Flights Recounted: Sonia Khurana
by Sonia Khurana
She shifted from drawings to performance and video. When she did a ‘sonic’ piece of art there were no curators to take it further. But that was not the end of the road for her. Sonia Khurana continued her experiments with cutting edge mediums and became one of the few women artists who could transcend their training to different planes incorporating changing mediums and technologies. In this first person narrative, Sonia Khurana spells out her journey through and with art so far.
I used to draw and paint, and I was doing it quite successfully. The shift between mediums of expression came gradually. Soon after I finished my MA from Delhi, in 1993, I stopped painting, which was somewhat suicidal because I had had a ‘successful’ solo show, won some awards and the works were even selling. But I knew I had problems with my work and I was afraid of complacency setting in, among other things. So I felt I needed to stop painting and yet find ways to continue working. I was questioning myself but my questions were clumsy because I was not armed with a discourse. It took a while to find some clarity.
It was at this point that I went to England – I had won a scholarship to the Royal College of Art in London. It was 1997 and I had bought my first ‘serious’ camera. I remember I stepped into the painting department, smelt the oil paint and said, "That’s it, I’m not going to be painting here". I felt I needed to begin at the beginning and at the same time to hide from the world most of the time. So the darkroom there became a good space for me.
Prior to coming to Royal College of Art, I had become increasingly aware of the materiality of my own body vis-à-vis my practice, and the need to invest this in the work. As a natural extension of this, I began photographing myself. Soon after I moved on to video. The elements of time and duration felt important and video was a more ready medium to explore those things. However, it took me three or four years to feel comfortable with it.
I have performed in different ways and in many places, sometimes with a camera and sometimes without, but the point has rarely been to frame it as a performance or invite an audience to see something. To an extent I was, investigating the audience which became a part of what the camera was picking up. I feel equally involved with several ways of making art and prefer to resist labels.
I made Bird while I was still at the Royal College of Art in London, pursuing my Master’s degree between 1997 and 1999. The implications of being there were significant. My context, and its coordinates were changing rapidly, I had moved from Delhi to London and in my work, I had traversed paths from painting to making traces and marks, to an interim period of photography and then to the moving image. The first set of moving image works were very much to do with phenomenology and one’s body as a site of experience. At the time I was thinking about the enclosing nature of self-image and one’s need to strive for corporeal eloquence. Bird is essentially about being a body and is primarily about an encounter with failed flight.

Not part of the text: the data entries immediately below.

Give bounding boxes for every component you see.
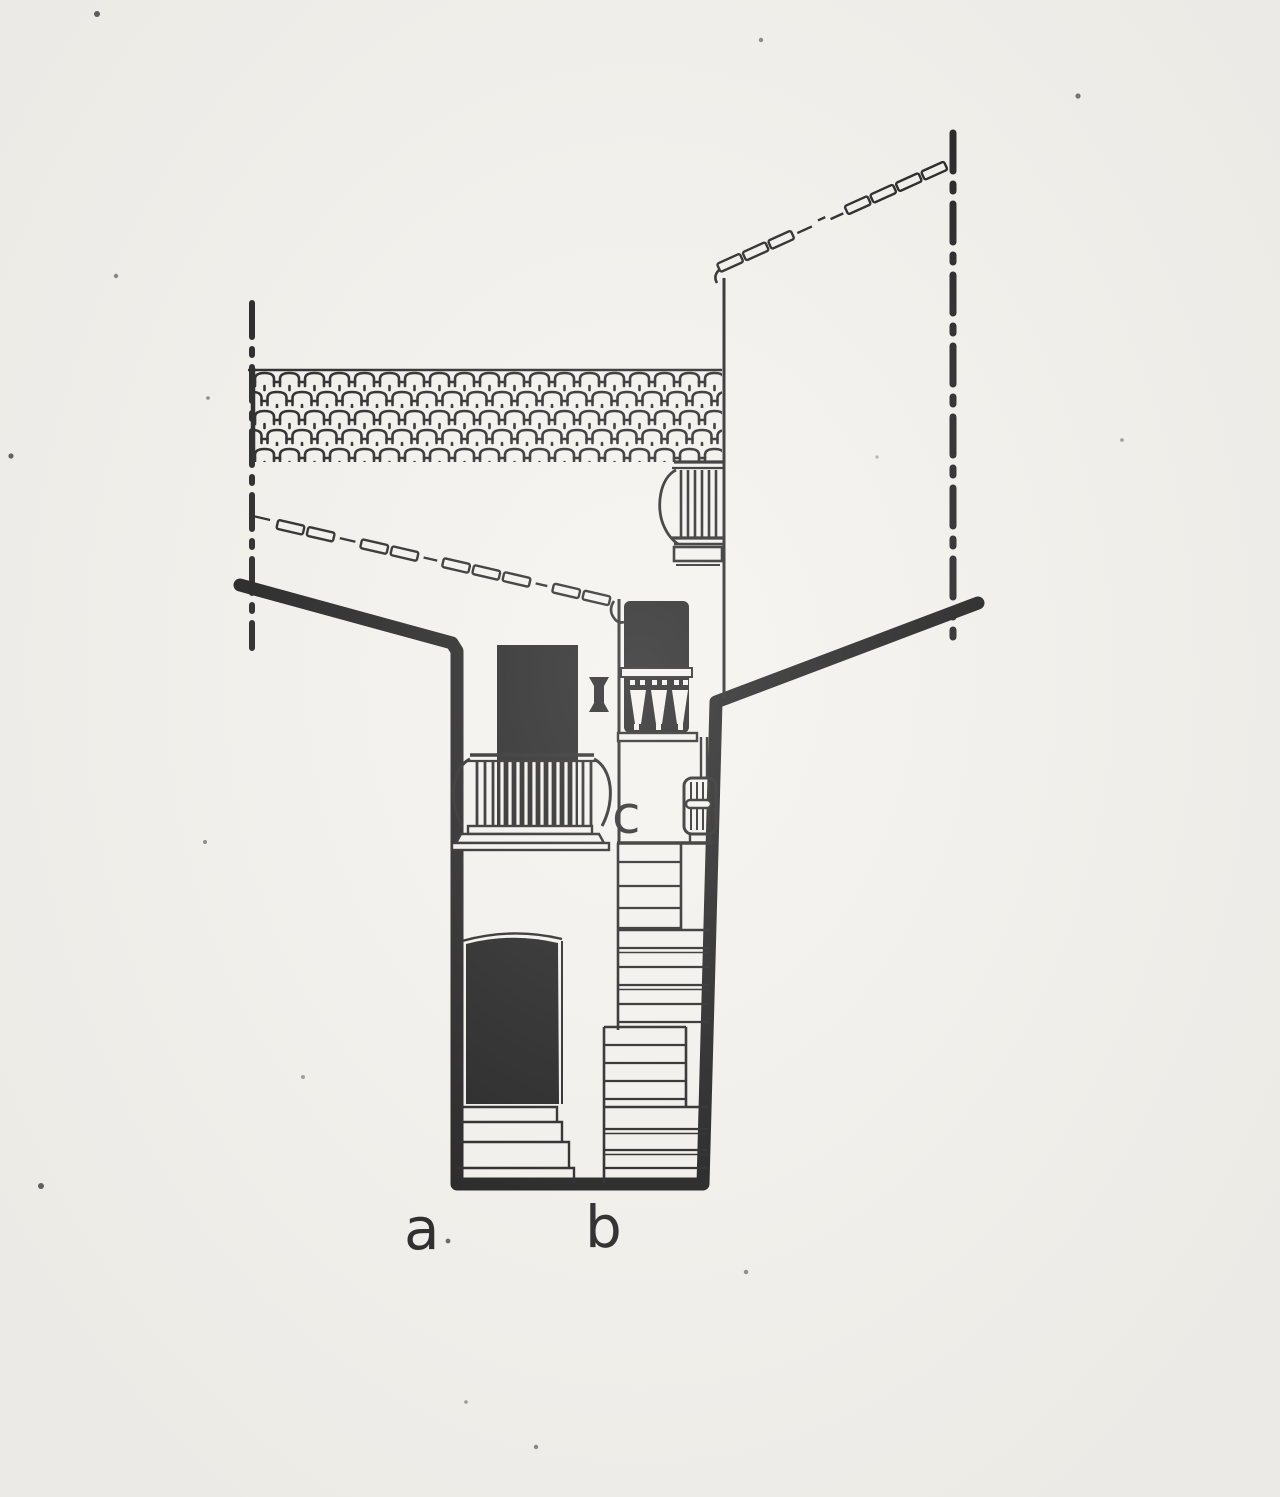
window-upper-right	[618, 601, 697, 741]
wall-outline	[240, 585, 978, 1184]
section-elevation-drawing	[0, 0, 1280, 1497]
entrance-door	[462, 933, 562, 1104]
staircase	[604, 843, 713, 1184]
wall-bracket	[589, 677, 609, 712]
label-b: b	[585, 1198, 622, 1256]
roof-tile-band	[248, 368, 722, 462]
ridge-course-left	[251, 514, 611, 605]
scanned-drawing-page: a b c	[0, 0, 1280, 1497]
label-a: a	[404, 1200, 440, 1258]
balcony-top-right	[660, 462, 724, 565]
ridge-course-right	[717, 161, 948, 272]
entrance-steps	[457, 1107, 574, 1184]
label-c: c	[612, 790, 641, 842]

If you ask me how I perceive cutting edge art, I will go with the straightforward meaning: State of the art, the highest level of development as of a device, technique, scientific field; the position of greatest advancement or importance; the forefront. I suppose I do cutting edge art [during the moment when I am feeling bright and optimistic and sparkling, which, mind you, is not all the time] and too much software does not turn me on [pun intended].
As you mentioned, I had done ‘sonic’ art and it was one of the first in this field. In the year 2000, Wailing Well seemed a stand-alone work, as there were not any other projects at the time that dealt with sound and sonic properties. Perhaps because of the context and manner in which it was installed and the emotional impulse it carried, Wailing Well is very well remembered by those who experienced it even today, eleven years later. And yet, ironically, it did not become a ‘curator’s pick’ work, nor has it been commissioned or collected by ‘cutting edge’ collectors.
Even today, I do not have any idea whether there are too many cutting edge collectors. Collecting in India still remains at a very nascent stage. Museums have a very long way to go, as we all know.